Надо отметить, что в русском языке (видимо, и не только в нем) реальность делится в процессе ее концептуализации не на два «полюса», о которых пишет Б. Уорф (2003, с. 211), а на многие «полюсы». В ней выделяются объекты и явления, их изменения (или действия), их свойства, их отношения, события и т. д. Причем для обозначения сущностей, входящих в эти разные группы, в языке могут использоваться одни и те же варианты словоформ, а соответственно, одни и те же части речи.
Примерно теми же вопросами применительно к английскому языку задается Б. Уорф: «Мы обнаруживаем, что “событие” (event) означает для нас “то, что наш язык классифицирует как глагол” или нечто подобное» (с. 212). Он (с. 212–213) обращает внимание на очень важное обстоятельство – то, что, исходя из природы, невозможно определить, с чем мы имеем дело – с явлением, вещью, предметом, отношением и т. д. И их определение зависит от грамматических категорий того или иного конкретного языка.
Например, в языке хопи существует классификация явлений (или лингвистически изолируемых единиц), исходящая из их длительности, нечто совершенно чуждое, по мнению автора, нашему образу мысли. Так, слова «молния», «волна», «пламя», «метеор», «клуб дыма», «пульсация» относятся к глаголам, являясь кратковременными событиями. «Облако» и «буря» обладают наименьшей продолжительностью, возможной для существительных.

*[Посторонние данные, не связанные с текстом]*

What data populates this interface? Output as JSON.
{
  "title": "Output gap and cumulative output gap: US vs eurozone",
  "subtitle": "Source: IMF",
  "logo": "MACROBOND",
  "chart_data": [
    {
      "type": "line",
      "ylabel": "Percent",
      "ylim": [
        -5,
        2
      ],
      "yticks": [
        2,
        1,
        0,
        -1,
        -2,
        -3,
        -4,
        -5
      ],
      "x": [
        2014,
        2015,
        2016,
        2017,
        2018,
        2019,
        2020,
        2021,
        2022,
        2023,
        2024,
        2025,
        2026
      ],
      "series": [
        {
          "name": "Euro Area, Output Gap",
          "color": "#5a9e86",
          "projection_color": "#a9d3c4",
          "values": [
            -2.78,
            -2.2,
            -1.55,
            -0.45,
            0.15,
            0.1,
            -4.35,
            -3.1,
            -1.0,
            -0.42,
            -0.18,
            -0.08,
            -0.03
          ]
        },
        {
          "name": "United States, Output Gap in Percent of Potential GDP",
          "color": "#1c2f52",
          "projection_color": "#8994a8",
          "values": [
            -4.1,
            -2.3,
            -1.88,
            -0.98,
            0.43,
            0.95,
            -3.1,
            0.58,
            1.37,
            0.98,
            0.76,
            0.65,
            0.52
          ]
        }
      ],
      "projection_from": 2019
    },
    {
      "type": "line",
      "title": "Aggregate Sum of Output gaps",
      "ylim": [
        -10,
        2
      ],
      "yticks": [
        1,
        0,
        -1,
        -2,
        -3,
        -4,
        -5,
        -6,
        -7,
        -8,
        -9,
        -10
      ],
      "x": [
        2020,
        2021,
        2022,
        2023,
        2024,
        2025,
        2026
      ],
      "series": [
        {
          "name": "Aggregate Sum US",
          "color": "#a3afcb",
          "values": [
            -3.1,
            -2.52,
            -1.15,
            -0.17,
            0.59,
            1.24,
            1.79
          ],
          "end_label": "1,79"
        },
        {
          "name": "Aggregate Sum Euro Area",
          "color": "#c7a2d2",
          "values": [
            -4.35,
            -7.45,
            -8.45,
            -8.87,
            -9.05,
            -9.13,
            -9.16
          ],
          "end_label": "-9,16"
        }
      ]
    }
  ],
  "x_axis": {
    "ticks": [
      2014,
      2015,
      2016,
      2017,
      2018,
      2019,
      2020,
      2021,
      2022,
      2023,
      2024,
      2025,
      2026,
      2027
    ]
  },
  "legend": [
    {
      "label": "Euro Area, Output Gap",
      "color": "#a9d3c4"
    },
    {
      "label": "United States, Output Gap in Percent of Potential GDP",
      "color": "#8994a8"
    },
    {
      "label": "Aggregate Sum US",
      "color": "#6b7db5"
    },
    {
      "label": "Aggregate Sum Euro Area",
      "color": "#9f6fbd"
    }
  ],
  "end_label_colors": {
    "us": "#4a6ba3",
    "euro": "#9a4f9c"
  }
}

Следовательно, если исходя из природы невозможно определить, с чем мы имеем дело – с явлением, вещью, предметом, отношением и т. д., то данное обстоятельство зависит не только от природы, но и от людей и их концептуализации реальности. Я согласен с автором, что «чуждая», по его выражению, классификация явлений природы представляет собой тем не менее нечто не менее логичное и адекватное реальности, чем то, что мы имеем в концептосфере английского (или русского – Авт. ) языка и привыкли считать единственно возможным разделением мира на «объективно» присущие ему объекты и другие сущности.
Б. Уорф (с. 213) указывает, что в разных языках одни и те же элементы реальности могут концептуализироваться по-разному. В языке нутка (племя, проживающее на острове Ванкувер), например, все слова показались бы нам глаголами, но в действительности там нет ни глаголов, ни существительных. В нем присутствует как бы монистический взгляд на природу. Он порождает, как пишет автор, только один класс слов для всех видов явлений. Например, о house («дом») можно сказать и а house occurs («дом имеет место»), и it houses («домит»).
Итак, сходные элементы «реальности в себе» в разных культурах могут концептуализироваться по-разному. Где-то они могут быть сформированы в виде предметов, где-то – их свойств, а где-то – их действий. Соответственно и обозначаются они в разных языках словами, относящимися к разным частям речи, что никак не мешает им успешно репрезентировать реальность.
Б. Уорф (там же) замечает, что в языке хопи есть существительное, обозначающее любой летающий предмет или существо за исключением птиц (последние обозначаются другим существительным). Таким образом, это существительное обозначает класс «летающие минус птицы», включающий и насекомых, и самолет, и летчика. Он замечает, что хотя этот класс представляется нам уж слишком обширным и разнородным, но таким же показался бы, например, эскимосу наш класс «снег». Более того, ацтеки идут еще дальше нас. В их языке холод, лед и снег вообще обозначаются одним словом с различными окончаниями: «лед» – это существительное, «холод» – прилагательное, а для «снега» употребляется сочетание «ледяная изморось».
Люди склонны концептуализировать и обозначать лишь значимые для них аспекты окружающего мира.И чем важнее для них какая-то грань реальности, тем более детально и многообразно они ее концептуализируют и обозначают в своем языке. При этом они легко могут усвоить концепты, созданные другим обществом.
Нельзя не отметить, что концептуализация реальности далеко не всегда эффективна и успешна. При этом неадекватная концептуализация реальности создает колоссальные трудности для познания. Она порождает множество псевдовопросов и ложных проблем, на которые новые поколения веками ищут несуществующие ответы. Л. В. Стародубцева, например, пишет: «Зачем-то понадобилось разбить мир на “идеальное” и “реальное”, чтобы затем по-шеллинговски грезить о тождестве идеалреального. Зачем-то понадобилось отгородить глухими категориальными перегородками эссенцию от экзистенции; по-гегелевски разорвать “мыслимое”, “мыслящее” и саму “мыслимость” – не для того ли, чтобы затем тосковать по их слиянию в недостижимом Абсолюте?» (1998, с. 326).